How to XOR a hex string with a literal string in Python?

Question

My ultimate goal is to encrypt/decrypt a string with a hex string using a linear congruence generator.

I have a list of 'keys' that I want to XOR with a string. For example, the list of keys are ['0x92', '0xe3', 0x18'...] and the string I want to XOR with the keys is 'apple'. The length of the keys list is the same length of the string.

I want to be able to produce a result such as "\xF3\x93\x68...".

I'm not sure how to begin this approach. Should I turn every character in the string to binary and also turn each hex string in binary and XOR them together?

The result that I am looking for (xF3..), is that unicode?

Answer 1

Given the length of the keys is equal to the length of the text can simply use a zip and use a join to generate a string:

keys = ['\x92', '\xe3', '\x18']
text = 'app'
result = ''.join(chr(ord(key)^ord(tex)) for key,tex in zip(keys,text))

The code works as follows: zip emits tuples of elements in keys and text: so the result of zip(keys,text) is roughly:

list(zip(keys,text)) == [('\x92', 'a'), ('ã', 'p'), ('\x18', 'p')]

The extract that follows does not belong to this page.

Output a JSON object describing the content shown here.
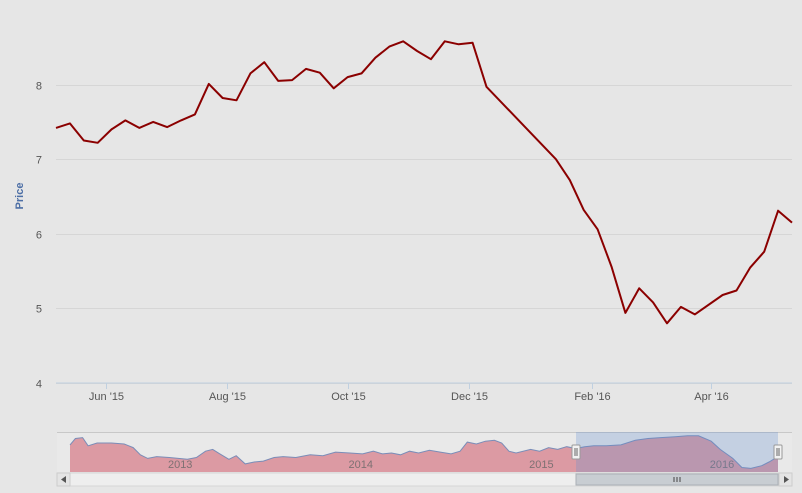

Now we unify key and tex with each of these tuples, so in the first iteration key is '\x92' and tex is 'a'. By calling ord(..) on these elements, we obtain the ASCII code. Next we perform a XOR (^) operation on these ASCII codes and convert this back to the corresponding char(..). We use ''.join(..) to concatenate all these characters together into the resulting string, which is:

result == 'ó\x93h'

Answer 2

Use ord and chr

>>> a = 0x22
>>> a
34
>>> b = ord('Z')
>>> b
90
>>> a^b
120
>>> chr(a^b)
'x'